Islamische Zeitung: Gibt es denn genügend Lehrer?



Burhan Kesici: Wir haben schon zahlreiche Bewerbungen erhalten. Zur Zeit haben wir eine bundesweite Anfrage nach Pädagogen beim Arbeitsamt geschaltet, die den Religionsunterricht erteilen sollen. Wir warten noch auf die Bewerbungen und werden uns dann gegen Mai 2002 festlegen.

Islamische Zeitung: Wir haben über den Zuspruch der Schüler und Schülerinnen gesprochen, aber wie sieht es mit dem Zuspruch der Eltern aus?

Burhan Kesici: Für die Teilnahme am Religionsunterricht ist die schriftliche Anmeldung der Eltern eine Grundvoraussetzung, so dass der Zuspruch der Eltern auch vorhanden ist. Wir bekommen Telefonanrufe, wo Eltern uns fragen, an welchen Schulen wir denn den islamischen Religionsunterricht anbieten wollen und ob die Schule ihrer Kinder auch berücksichtigt wurde. Wir müssen sehr viele Eltern schildern, wieso wir an manchen Schulen nicht unterrichten können, und wieso eine Selektion stattfindet.

Islamische Zeitung: Es scheint so, als ob der heftige Widerstand gegen den islamischen Religionsunterricht und gegen die Islamische Föderation nicht mehr da ist ...

Burhan Kesici: Der Widerstand gegen den Religionsunterricht und gegen die Islamische Föderation ist tatsächlich nicht so groß, wie es am Anfang der Fall war. Zum einen hat das damit zu tun, dass wir durch die sachlichen Diskussionen, die wir geführt haben, zeigen konnten, dass der islamische Religionsunterricht notwendig ist und dass wir ein gutes Konzept haben. Die Einführung des Religionsunterrichts war problemlos. Wir wollen uns auch hierfür recht herzlich bei den Verantwortlichen bedanken. Der Erfolg des islamischen Religionsunterricht steht und fällt mit der Kooperation der Schulen und deren Lehrkräften. Die anfänglichen Vorbehalte wurden aus der Welt geschafft und inzwischen gibt es eine sehr gute Kooperation zwischen unseren Religionslehrern und den Schulverwaltungen.

Islamische Zeitung: Was möchten Sie unseren Lesern zum Schluss noch mitteilen?
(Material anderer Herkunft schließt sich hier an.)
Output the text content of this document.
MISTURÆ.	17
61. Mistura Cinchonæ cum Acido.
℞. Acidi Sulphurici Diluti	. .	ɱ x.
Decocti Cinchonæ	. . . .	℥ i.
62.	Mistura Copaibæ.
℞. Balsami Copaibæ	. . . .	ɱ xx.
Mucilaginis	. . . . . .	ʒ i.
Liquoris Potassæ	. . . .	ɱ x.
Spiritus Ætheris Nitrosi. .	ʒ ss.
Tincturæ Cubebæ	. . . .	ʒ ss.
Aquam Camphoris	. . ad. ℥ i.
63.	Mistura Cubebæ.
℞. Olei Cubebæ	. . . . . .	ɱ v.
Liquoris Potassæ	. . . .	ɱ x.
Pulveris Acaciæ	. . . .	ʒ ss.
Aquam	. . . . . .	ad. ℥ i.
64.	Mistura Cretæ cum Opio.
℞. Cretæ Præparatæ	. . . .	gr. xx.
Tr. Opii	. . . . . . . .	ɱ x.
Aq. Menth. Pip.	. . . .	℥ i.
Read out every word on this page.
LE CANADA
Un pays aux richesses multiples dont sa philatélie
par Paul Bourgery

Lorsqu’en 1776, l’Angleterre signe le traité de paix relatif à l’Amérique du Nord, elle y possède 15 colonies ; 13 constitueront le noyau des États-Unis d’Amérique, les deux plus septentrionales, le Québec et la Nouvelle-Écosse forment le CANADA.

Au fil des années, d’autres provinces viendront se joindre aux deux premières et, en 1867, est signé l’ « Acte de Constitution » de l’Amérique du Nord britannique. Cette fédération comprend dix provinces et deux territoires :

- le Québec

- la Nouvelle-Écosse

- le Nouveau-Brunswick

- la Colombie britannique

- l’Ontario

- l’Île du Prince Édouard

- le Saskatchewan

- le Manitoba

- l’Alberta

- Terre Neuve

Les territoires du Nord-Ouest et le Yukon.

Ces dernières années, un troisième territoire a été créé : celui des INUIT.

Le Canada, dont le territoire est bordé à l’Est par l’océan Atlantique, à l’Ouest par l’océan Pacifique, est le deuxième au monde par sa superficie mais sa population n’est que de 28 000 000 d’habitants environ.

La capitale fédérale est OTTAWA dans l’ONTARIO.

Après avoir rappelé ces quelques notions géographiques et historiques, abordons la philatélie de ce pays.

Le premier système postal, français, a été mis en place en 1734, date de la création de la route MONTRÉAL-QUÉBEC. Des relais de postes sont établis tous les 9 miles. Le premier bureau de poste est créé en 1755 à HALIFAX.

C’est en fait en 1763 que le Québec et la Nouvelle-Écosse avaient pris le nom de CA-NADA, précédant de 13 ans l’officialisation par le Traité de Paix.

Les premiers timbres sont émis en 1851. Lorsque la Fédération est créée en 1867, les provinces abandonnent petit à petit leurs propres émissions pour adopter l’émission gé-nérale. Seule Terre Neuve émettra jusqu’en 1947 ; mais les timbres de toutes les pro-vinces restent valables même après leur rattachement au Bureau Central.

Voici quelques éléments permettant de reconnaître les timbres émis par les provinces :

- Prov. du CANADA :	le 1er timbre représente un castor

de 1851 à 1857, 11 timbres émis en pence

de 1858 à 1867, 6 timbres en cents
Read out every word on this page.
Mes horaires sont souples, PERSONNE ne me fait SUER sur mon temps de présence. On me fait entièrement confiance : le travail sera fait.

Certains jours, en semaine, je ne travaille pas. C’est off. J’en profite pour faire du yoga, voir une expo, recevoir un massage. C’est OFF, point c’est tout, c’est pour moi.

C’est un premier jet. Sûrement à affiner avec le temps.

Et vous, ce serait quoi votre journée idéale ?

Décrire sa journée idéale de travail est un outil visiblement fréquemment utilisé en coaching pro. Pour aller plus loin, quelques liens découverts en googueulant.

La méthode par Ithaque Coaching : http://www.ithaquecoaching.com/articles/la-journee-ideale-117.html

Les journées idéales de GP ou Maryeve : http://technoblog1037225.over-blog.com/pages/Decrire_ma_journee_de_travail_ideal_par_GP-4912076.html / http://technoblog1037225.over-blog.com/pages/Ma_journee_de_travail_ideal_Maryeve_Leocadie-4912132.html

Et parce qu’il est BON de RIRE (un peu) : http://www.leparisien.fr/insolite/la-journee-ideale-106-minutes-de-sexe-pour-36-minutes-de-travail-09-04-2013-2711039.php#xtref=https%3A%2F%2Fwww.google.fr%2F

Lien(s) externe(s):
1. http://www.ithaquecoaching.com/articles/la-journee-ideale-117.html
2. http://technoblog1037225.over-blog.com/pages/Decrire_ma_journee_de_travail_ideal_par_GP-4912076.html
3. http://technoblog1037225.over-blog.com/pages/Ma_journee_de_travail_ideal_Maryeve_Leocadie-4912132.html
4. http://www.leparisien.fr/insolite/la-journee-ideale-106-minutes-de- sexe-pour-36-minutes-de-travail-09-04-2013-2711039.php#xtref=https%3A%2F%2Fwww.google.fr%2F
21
Burhan Kesici: Wir haben gemerkt, dass viele deutsche Eltern Vorbehalte gegen einen islamischen Religionsunterricht haben, weil ihnen die Möglichkeit fehlt sich Informationen zu besorgen. Hier kommt eine große Aufgabe auf uns zu.
Wir sollten uns mehr um die schulische Ausbildung unserer Kinder bemühen. Die Teilnahme an Elternabenden sollte für uns eine Pflicht sein, der wir auch nachgehen sollten. Die Elternabende sind meist die einzige Möglichkeit sich über die Leistungen der Kinder zu informieren. Außerdem können wir dort Fragen bezüglich der Religion und des Religionsunterrichts beantworten. Von dieser Möglichkeit sollten unsere Muslime Gebrauch machen. Zum Schluss hätte ich noch eine Bitte: Wie schon erwähnt sind wir auf der Suche nach qualifizierten Lehrern und Lehrerinnen, die den Religionsunterricht erteilen können. Interessierte Personen können sich bei uns bewerben.

Islamische Zeitung: Wir bedanken uns für das Gespräch.